🤖 AI Summary
Existing unsupervised graph node anomaly detection methods struggle to capture multi-spectral features, while supervised approaches are hindered by severe label scarcity. To address these limitations, this paper proposes a spectral-domain-driven unsupervised graph autoencoder. Its core innovation lies in the first integration of graph wavelet convolution and Wiener graph deconvolution into an encoder-decoder architecture endowed with band-pass filtering properties, enabling simultaneous multi-scale local-global feature extraction and spectral multi-band analysis.

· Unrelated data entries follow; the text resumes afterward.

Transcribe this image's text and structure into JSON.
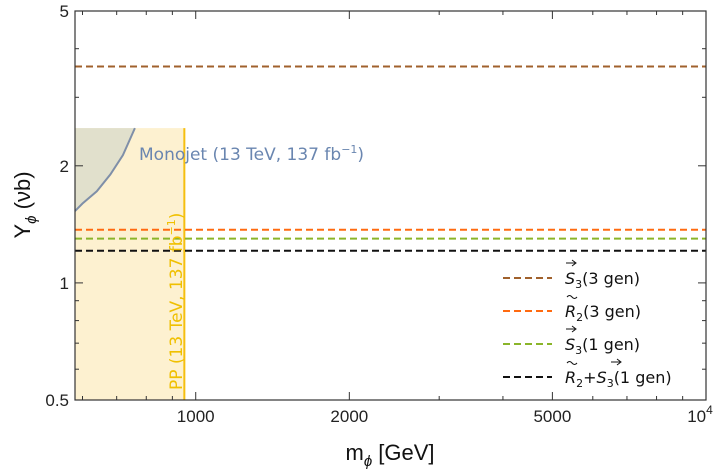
{
  "chart_data": {
    "type": "line",
    "xscale": "log",
    "yscale": "log",
    "xlim": [
      580,
      10000
    ],
    "ylim": [
      0.5,
      5
    ],
    "xlabel": "m",
    "xlabel_sub": "ϕ",
    "xlabel_unit": "[GeV]",
    "ylabel": "Y",
    "ylabel_sub": "ϕ",
    "ylabel_unit": "(νb)",
    "x_ticks": [
      {
        "value": 1000,
        "label": "1000"
      },
      {
        "value": 2000,
        "label": "2000"
      },
      {
        "value": 5000,
        "label": "5000"
      },
      {
        "value": 10000,
        "label": "10",
        "sup": "4"
      }
    ],
    "y_ticks": [
      {
        "value": 0.5,
        "label": "0.5"
      },
      {
        "value": 1,
        "label": "1"
      },
      {
        "value": 2,
        "label": "2"
      },
      {
        "value": 5,
        "label": "5"
      }
    ],
    "series": [
      {
        "name": "S3 (3 gen)",
        "color": "#a0612c",
        "y": 3.6
      },
      {
        "name": "R2 (3 gen)",
        "color": "#ff6a10",
        "y": 1.37
      },
      {
        "name": "S3 (1 gen)",
        "color": "#8ab52a",
        "y": 1.3
      },
      {
        "name": "R2+S3 (1 gen)",
        "color": "#111111",
        "y": 1.21
      }
    ],
    "legend": [
      {
        "sym": "S",
        "sub": "3",
        "vec": true,
        "text": "(3 gen)",
        "color": "#a0612c"
      },
      {
        "sym": "R",
        "sub": "2",
        "tilde": true,
        "text": "(3 gen)",
        "color": "#ff6a10"
      },
      {
        "sym": "S",
        "sub": "3",
        "vec": true,
        "text": "(1 gen)",
        "color": "#8ab52a"
      },
      {
        "sym": "R",
        "sub": "2",
        "tilde": true,
        "plus": "S",
        "plus_sub": "3",
        "plus_vec": true,
        "text": "(1 gen)",
        "color": "#111111"
      }
    ],
    "legend_position": "bottom-right",
    "excluded_regions": [
      {
        "name": "PP (13 TeV, 137 fb-1)",
        "label": "PP (13 TeV, 137 fb",
        "label_sup": "−1",
        "label_close": ")",
        "x_max": 950,
        "y_max": 2.5,
        "fill": "#fdf1d0",
        "line": "#f5bf10",
        "label_color": "#f0c000"
      },
      {
        "name": "Monojet (13 TeV, 137 fb-1)",
        "label": "Monojet (13 TeV, 137 fb",
        "label_sup": "−1",
        "label_close": ")",
        "boundary": [
          [
            580,
            1.53
          ],
          [
            600,
            1.6
          ],
          [
            640,
            1.72
          ],
          [
            680,
            1.9
          ],
          [
            720,
            2.13
          ],
          [
            760,
            2.5
          ]
        ],
        "fill": "#e1e0cc",
        "line": "#7f8fa8",
        "label_color": "#6a86b0"
      }
    ]
  }
}
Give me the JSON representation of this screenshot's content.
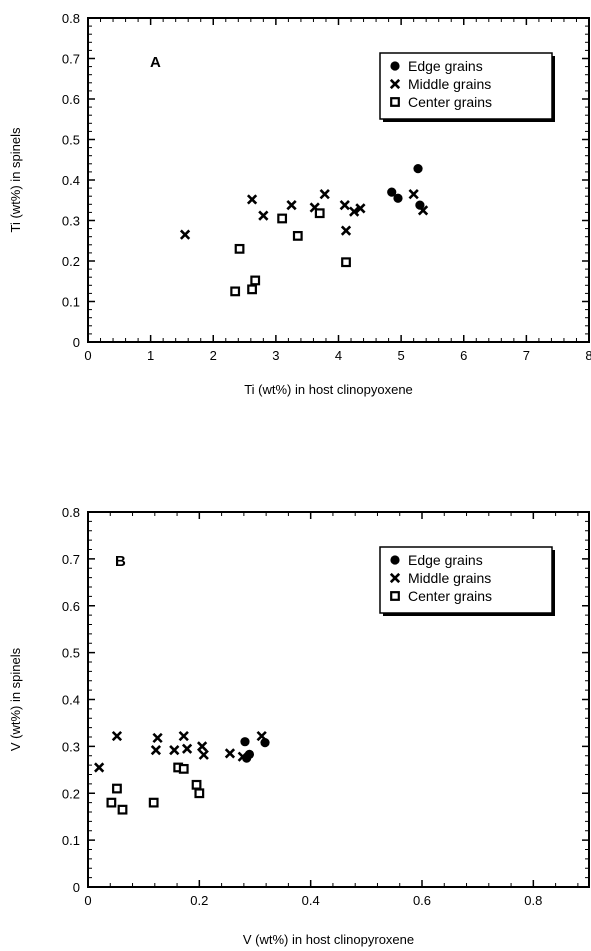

The model jointly optimizes attribute reconstruction and structural reconstruction objectives, thereby eliminating reliance on either spatial neighborhood aggregation or low-pass spectral smoothing alone. Extensive experiments on multiple real-world graph benchmarks demonstrate significant improvements over state-of-the-art methods, validating both effectiveness and robustness.
📝 Abstract
Graph machine learning has been widely explored in various domains, such as community detection, transaction analysis, and recommendation systems. In these applications, anomaly detection plays an important role. Recently, studies have shown that anomalies on graphs induce spectral shifts. Some supervised methods have improved the utilization of such spectral domain information. However, they remain limited by the scarcity of labeled data due to the nature of anomalies. On the other hand, existing unsupervised learning approaches predominantly rely on spatial information or only employ low-pass filters, thereby losing the capacity for multi-band analysis. In this paper, we propose Graph Autoencoder with Spectral Encoder and Spectral Decoder (GRASPED) for node anomaly detection. Our unsupervised learning model features an encoder based on Graph Wavelet Convolution, along with structural and attribute decoders. The Graph Wavelet Convolution-based encoder, combined with a Wiener Graph Deconvolution-based decoder, exhibits bandpass filter characteristics that capture global and local graph information at multiple scales. This design allows for a learning-based reconstruction of node attributes, effectively capturing anomaly information. Extensive experiments on several real-world graph anomaly detection datasets demonstrate that GRASPED outperforms current state-of-the-art models.